Functional Preservation

  • The Data Archive will make every effort to carry out procedures and tasks to enable the continued access to datasets deposited with the Archive.
  • Some file formats may be proprietary and long term preservation may be limited or not possible.
  • Some datasets may be held in an ‘as is’ condition.
  • Some datasets may be transferred to other repositories where doing so will better support the long term curation and preservation of the data.

File Curation

  • The Data Archive will follow established best practices for managing datasets over the long term.
  • The Data Archive will attempt to coordinate data deposit throughout the research lifecycle.
  • Datasets may be stored in a compressed format; details on the compression software used and compression ratio will be stored with the metadata about the dataset.
  • The Data Archive will regularly back up datasets in accordance with established best practices.
  • Datasets will be stored in a secure, climate controlled environment.

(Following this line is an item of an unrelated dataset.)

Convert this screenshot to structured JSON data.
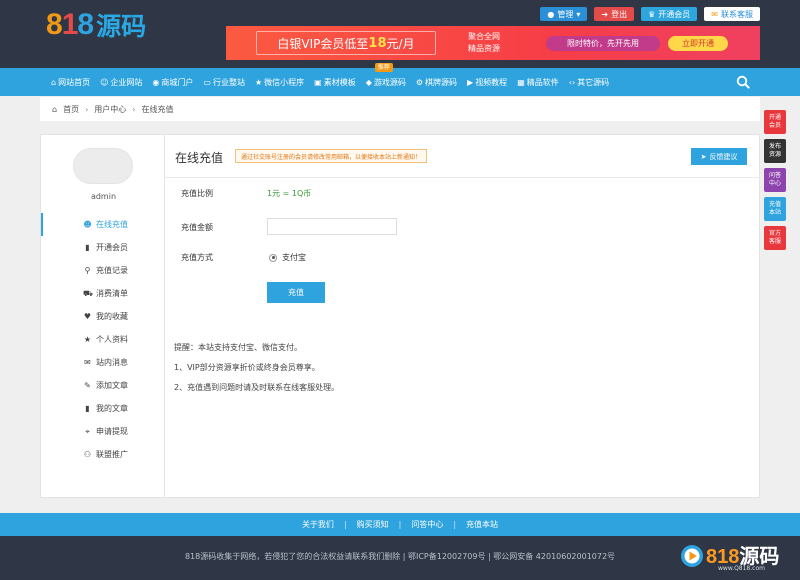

Curation procedures may entail:

  • reformatting datasets from proprietary software to software-independent formats
  • migration to newer versions of proprietary software
  • conversion to accepted archival storage formats;
  • recording of curation tasks in metadata about individual datasets

Fixity and Authenticity

  • The Data Archive checks deposited datasets to ensure that the data and the documentation match in terms of variables, variable names, values, value labels, and column number and width.
  • The Data Archive does not currently carry out other routine fixity checks or authentication procedures.

Withdrawal of Data and Succession Plans

This section addresses when and how datasets may be withdrawn or removed and provides details on how datasets will be handled should the Data Archive cease operation.

Conditions for Withdrawal or Removal of Datasets

Datasets may be withdrawn for any of the following reasons:

  • Copyright violation
  • Legal requirements and/or proven violations of legal requirements
  • National security
  • Falsified research
  • Confidentiality concerns

Datasets may be withdrawn at the request of the principal investigator/depositor. The following conditions may apply as negotiated between the Data Archive and the principal investigator/depositor:

  • Datasets and documentation may be entirely removed from the Data Archive
  • Datasets and documentation may be removed from public view/access but retained by the Data Archive
  • Datasets and documentation may be transferred to another archive
  • Metadata may be retained by the Data Archive but may not be searchable or available for public view/access

Closure And Succession

  • If the Data Archive will cease operation every effort will be made to transfer data to another appropriate archive with negotiation between the principal investigator/depositor and in accordance with policies and regulations of funding agencies and the University of California.
  • If the Data Archive will cease operation, data may be returned to the depositor with negotiation between the principal investigator/depositor and in accordance with policies and regulations of funding agencies and the University of California.